The strengths of this study included the low cost of carrying out a retrospective chart review, in addition to taking an interprofessional investigational approach and involving researchers who are closely involved in the care of this patient population. Having pharmacists and a physician discuss study approaches and complete patient assessments allowed for improvement of the process and data analysis. This study further serves to build upon our hypothesis that concomitant SGA and HAART usage can lead to an increased incidence of metabolic syndrome, enabling providers to tend to this population with a new level of awareness for metabolic syndrome criteria in their patients.
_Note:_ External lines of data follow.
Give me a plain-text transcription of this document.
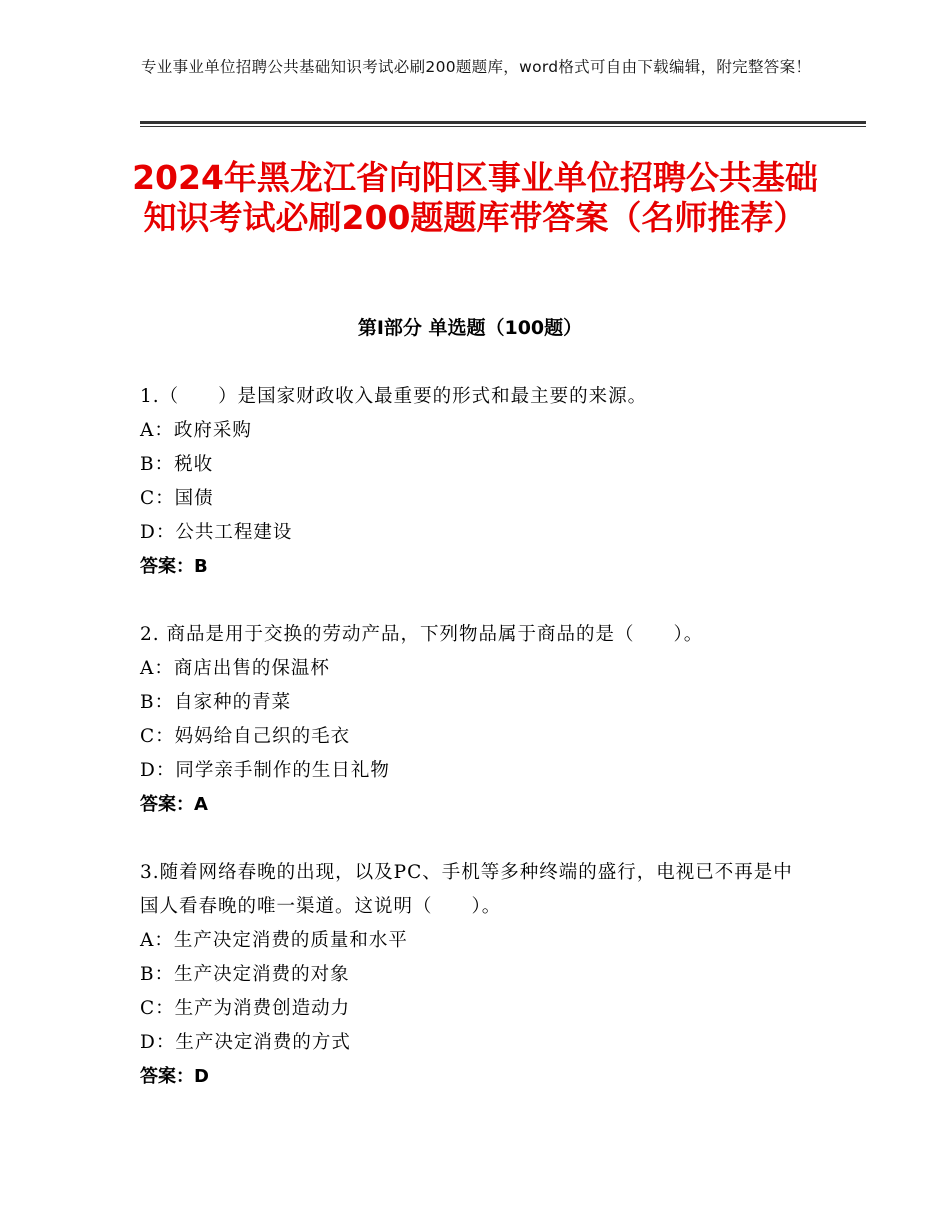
专业事业单位招聘公共基础知识考试必刷200题题库，word格式可自由下载编辑，附完整答案！
2024年黑龙江省向阳区事业单位招聘公共基础知识考试必刷200题题库带答案（名师推荐）
第I部分 单选题（100题）
1.（　　）是国家财政收入最重要的形式和最主要的来源。
A：政府采购
B：税收
C：国债
D：公共工程建设
答案：B
2. 商品是用于交换的劳动产品，下列物品属于商品的是（　　）。
A：商店出售的保温杯
B：自家种的青菜
C：妈妈给自己织的毛衣
D：同学亲手制作的生日礼物
答案：A
3.随着网络春晚的出现，以及PC、手机等多种终端的盛行，电视已不再是中国人看春晚的唯一渠道。这说明（　　）。
A：生产决定消费的质量和水平
B：生产决定消费的对象
C：生产为消费创造动力
D：生产决定消费的方式
答案：D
Future research opportunities that build on this study include conducting an educational intervention on the risk of metabolic syndrome in patients on PIs and SGAs, appropriate prescriptive management recommendations, and comparing diagnosis and monitoring practices to these descriptive results.
CONCLUSION
HIV-infected individuals are at risk for metabolic diseases due to both a chronic inflammatory state imposed by the virus and the side effects of HAART. As the life expectancy of PLWH increases due to more effective therapy, more patients will require increased management of comorbidities. SGAs and other medications that have metabolic side effects increase the risk of such issues.
Caution must be exercised when high-risk medications are used together due to their combined toxicities and interactions that increase drug levels. This study shines a light on the need for careful monitoring of PLWH who are taking such drugs. With improved interprofessional education and the implementation of a prevention tool, providers will be better equipped to prevent and manage metabolic comorbidities among PLWH.